Untuk dapat menjalankan program pembelajaran dari rumah, menurut Ridwan, Kemendikbud atau Dinas Pendidikan Provinsi dan Kabupaten Kota harus menentukan kebutuhan kuota yang diperlukan untuk kegiatan belajar mengajar.
Dari pengalaman yang dimiliki Ridwan, untuk sekali melakukan pengajaran daring dengan durasi 1 jam dibutuhkan setidaknya kuota data 200 mega. Jika satu hari ada 7 jam pelajaran, maka setidaknya dalam satu hari dibutuhkan kuota internet 1,4 giga.
Selain harus mempertimbangkan jumlah kuota yang dibutuhkan, kapasitas dan kekuatan sinyal operator juga harus menjadi pertimbangan penting Kemendikbud dan Dinas Pendidikan di daerah. Sehingga menurut Ridwan harga yang murah bukan jaminan kelancaran proses belajar mengajar secara daring.
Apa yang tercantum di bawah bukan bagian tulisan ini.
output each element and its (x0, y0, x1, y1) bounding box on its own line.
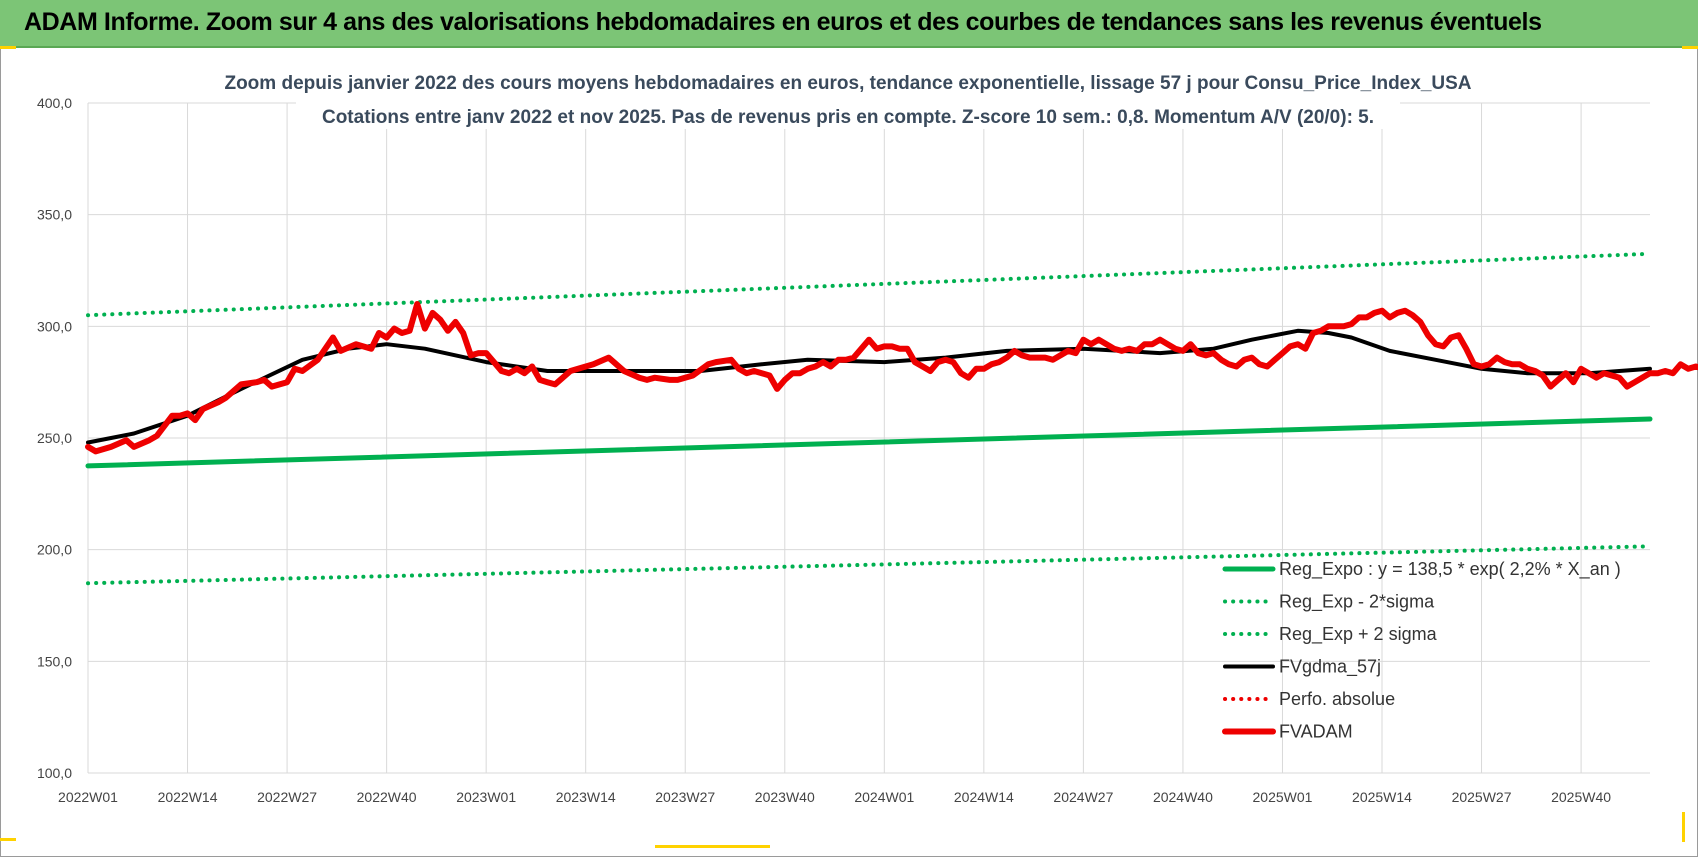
legend: Reg_Expo : y = 138,5 * exp( 2,2% * X_an … (1222, 559, 1621, 742)
x-tick-label: 2024W14 (954, 789, 1014, 805)
x-tick-label: 2024W40 (1153, 789, 1213, 805)
x-tick-label: 2022W14 (158, 789, 218, 805)
accent-top-left (0, 46, 16, 49)
x-tick-label: 2022W01 (58, 789, 118, 805)
chart-title-block: Zoom depuis janvier 2022 des cours moyen… (222, 68, 1474, 129)
chart-title: Zoom depuis janvier 2022 des cours moyen… (224, 73, 1471, 94)
accent-bottom-right (1682, 812, 1685, 842)
series-line-reg_expo (85, 416, 1653, 469)
accent-bottom-mid (655, 845, 770, 848)
x-tick-label: 2024W01 (854, 789, 914, 805)
x-tick-label: 2025W01 (1253, 789, 1313, 805)
legend-label: Reg_Expo : y = 138,5 * exp( 2,2% * X_an … (1279, 559, 1621, 580)
y-tick-label: 300,0 (37, 318, 72, 334)
series-layer (85, 251, 1698, 586)
y-tick-label: 150,0 (37, 653, 72, 669)
x-tick-label: 2025W40 (1551, 789, 1611, 805)
x-tick-label: 2022W40 (357, 789, 417, 805)
legend-label: Reg_Exp - 2*sigma (1279, 592, 1435, 613)
legend-label: Reg_Exp + 2 sigma (1279, 624, 1438, 645)
y-tick-label: 400,0 (37, 95, 72, 111)
series-line-reg_exp (86, 544, 1652, 586)
legend-label: Perfo. absolue (1279, 689, 1395, 709)
x-axis: 2022W01 2022W14 2022W27 2022W40 2023W01 2023W… (58, 789, 1611, 805)
series-line-reg_exp (86, 251, 1652, 318)
x-tick-label: 2023W01 (456, 789, 516, 805)
y-tick-label: 200,0 (37, 542, 72, 558)
x-tick-label: 2023W27 (655, 789, 715, 805)
grid (87, 102, 1650, 774)
series-line-fvadam (85, 301, 1698, 455)
y-tick-label: 100,0 (37, 765, 72, 781)
x-tick-label: 2024W27 (1053, 789, 1113, 805)
x-tick-label: 2023W40 (755, 789, 815, 805)
accent-top-right (1682, 46, 1698, 49)
x-tick-label: 2025W27 (1452, 789, 1512, 805)
page-title: ADAM Informe. Zoom sur 4 ans des valoris… (24, 8, 1542, 36)
accent-bottom-left (0, 838, 16, 841)
x-tick-label: 2025W14 (1352, 789, 1412, 805)
header-banner: ADAM Informe. Zoom sur 4 ans des valoris… (0, 0, 1698, 48)
legend-label: FVADAM (1279, 722, 1353, 742)
y-tick-label: 250,0 (37, 430, 72, 446)
x-tick-label: 2023W14 (556, 789, 616, 805)
legend-label: FVgdma_57j (1279, 657, 1381, 678)
y-tick-label: 350,0 (37, 207, 72, 223)
x-tick-label: 2022W27 (257, 789, 317, 805)
chart-subtitle: Cotations entre janv 2022 et nov 2025. P… (322, 107, 1374, 128)
y-axis: 100,0 150,0 200,0 250,0 300,0 350,0 400,0 (37, 95, 72, 781)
Ridwan menjelaskan, saat ini sinyal dan kapasitas operator selular dalam memberikan layanan telekomunikasi tidak sama antara satu dengan yang lainnya. Khususnya dalam memberikan layanan di daerah pinggiran kota yang tak banyak penduduknya, tidak menguntungkan, serta wilayah Tertinggal, Terluar dan Terdepan (3T).
“Di Jakarta mungkin sinyal seluruh operator telekomunikasi tersedia dengan kapasitas yang hampir seragam. Namun di daerah non perkotaan dan tidak memiliki banyak penduduk, sinyal dan kapasitas operator sangat minim. Bahkan ada operator yang hanya memiliki satu BTS di satu wilayah kecamatan, sehingga membuat sinyal dan kapasitas layanan broadbandnya terbatas,” terang Ridwan.
Agar peserta didik nyaman dalam melaksanakan kegiatan belajar mengajar, idealnya speed yang diberikan ke pelanggan minimal 1,5 Mbps. Karena untuk melakukan pendidikan jarak jauh dengan menggunakan Zoom, Googel Meet, atau layanan tele conference lainnya membutuhkan bandwidth yang cepat dan latency yang sedikit.
Selain bandwidth yang besar, kekuatan sinyal juga harus dimiliki oleh operator agar dapat mendukung proses kegiatan belajar. Minimal operator telekomunikasi selular harus bisa memberikan sinyal 3 bar agar proses belajar peserta didik tidak tergangu.
Jika operator hanya memiliki satu BTS dalam satu wilayah tentu, menurut Ridwan akan mustahil masyarakat mendapatkan kenyamanan dalam proses belajar mengajar. Pasti sinyal tak akan stabil dan speed yang didapatkan mungkin tak akan mencapai 1 Mbps.
Dengan kondisi tersebut, tidak akan mungkin operator melayani peserta didik untuk program belajar dari rumah. Peserta didik hanya akan mendapatkan kualitas video yang buruk dan buffering.